Situazione critica”, ma “nessuna particolare preoccupazione”. La crisi energetica vissuta a Bruxelles è all’insegna della consapevolezza della posta in gioco e della necessità di rassicurare, per quanto possibile. L’inverno alle porte, Nord Stream fermo per manutenzione, il gas russo che è sempre più un’incognita. I timori non possono mancare. E se a livello di alto rango si usa un linguaggio, per la comunicazione esterna si sceglie un altro timbro. Le due facce della stessa questione vengono esposte nella stessa giornata, a distanza di poche ore l’una dall’altra.

In audizione in Parlamento europeo la vicedirettrice per l’energia della Commissione europea, Mechthild Wörsdörfer, dà il senso di agitazione che anima il palazzo dell’esecutivo comunitario. Esploriamo gli strumenti per acquisti congiunti” di gas ed energia, così come “esploriamo la possibilità di tetti ai prezzi. Il caro energia spinge l’inflazione, mettendo a rischio famiglie, imprese e tenuta economica del club a dodici stelle. Non entra nel merito delle risposte che offre, perché la linea di questa Commissione è che tutto passi sempre attraverso la presidente Ursula von der Leyen, che nulla sia rilevato prima che non sia lei stesso a farlo. Il 14 settembre Von der Leyen terrà il tradizionale discorso sullo stato dell’Unione e quindi anche sul mercato dell’energia, che “dobbiamo riformare”. Tutto è rimandato a “dopo il discorso delle presidente”.

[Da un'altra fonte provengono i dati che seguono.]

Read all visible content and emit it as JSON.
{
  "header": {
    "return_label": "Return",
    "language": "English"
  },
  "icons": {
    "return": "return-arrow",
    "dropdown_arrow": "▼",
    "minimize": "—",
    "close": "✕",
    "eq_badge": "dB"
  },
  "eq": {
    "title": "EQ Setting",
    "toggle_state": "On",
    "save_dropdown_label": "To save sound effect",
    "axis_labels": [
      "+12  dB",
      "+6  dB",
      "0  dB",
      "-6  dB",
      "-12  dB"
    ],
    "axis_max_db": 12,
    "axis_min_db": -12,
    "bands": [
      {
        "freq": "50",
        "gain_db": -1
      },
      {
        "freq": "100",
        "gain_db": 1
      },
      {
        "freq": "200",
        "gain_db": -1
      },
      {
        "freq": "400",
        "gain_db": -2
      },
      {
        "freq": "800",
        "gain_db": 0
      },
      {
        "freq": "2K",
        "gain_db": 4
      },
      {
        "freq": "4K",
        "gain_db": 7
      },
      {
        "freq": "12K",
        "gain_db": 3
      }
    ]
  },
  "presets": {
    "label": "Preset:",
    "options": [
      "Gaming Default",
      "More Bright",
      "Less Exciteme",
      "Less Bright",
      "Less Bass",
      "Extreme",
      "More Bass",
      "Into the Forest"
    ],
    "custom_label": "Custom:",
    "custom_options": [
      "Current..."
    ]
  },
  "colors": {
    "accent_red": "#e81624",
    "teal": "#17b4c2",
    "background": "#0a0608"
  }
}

Restano fermi principio e obiettivo ormai arcinoti. “Dobbiamo ridurre la domanda di gas”, ripete più di una volta di più la vicedirettrice per l’energia della Commissione europea. “Se riduciamo la domanda di gas – spiega – evitiamo gli effetti di decisioni unilaterali quando è troppo tardi”. Wörsdörfer si riferisce a Mosca e al suo colosso energetico Gazprom: “c’è il rischio di interruzioni”. Di fronte all’atteggiamento del fornitore russo e del governo a cui risponde, “la situazione rimane critica e risulta difficile fare previsioni per l’inverno” nella misura in cui non è chiaro se il gas continuerà ad arrivare, magari a singhiozzo e non al pieno della capacità. “La buona notizia è che a livello di media Ue le riserve di gas sono piene all’80%”, e l’Unione dovrebbe riuscire a superare questa stagione fredda alle porte.

È qui che interviene il servizio dei portavoce, Tim McPhie , responsabile per le questioni energetiche, si sente in dovere di precisare e rassicurare. “A livello Ue abbiamo superato l’80% del livello di riempimento degli stoccaggi di gas”, come affermato dalla vice direttrice generale. “Alcuni Stati membri sono sotto la soglia – riferisce – ma non abbiamo nessuna particolare preoccupazione”. Ma ancora una volta, nessuna anticipazione su quello che verrà: “è prematuro ora dire cosa la Commissione proporrà”. Lo sa von der Leyen e lo annuncerà lei. Ma per le famiglie si avvicinano modifiche sostanziali alle abitudini di sempre. “Dovremo considerare anche la questione della riduzione dei consumi dell’elettricità, oltre a quelli del gas”.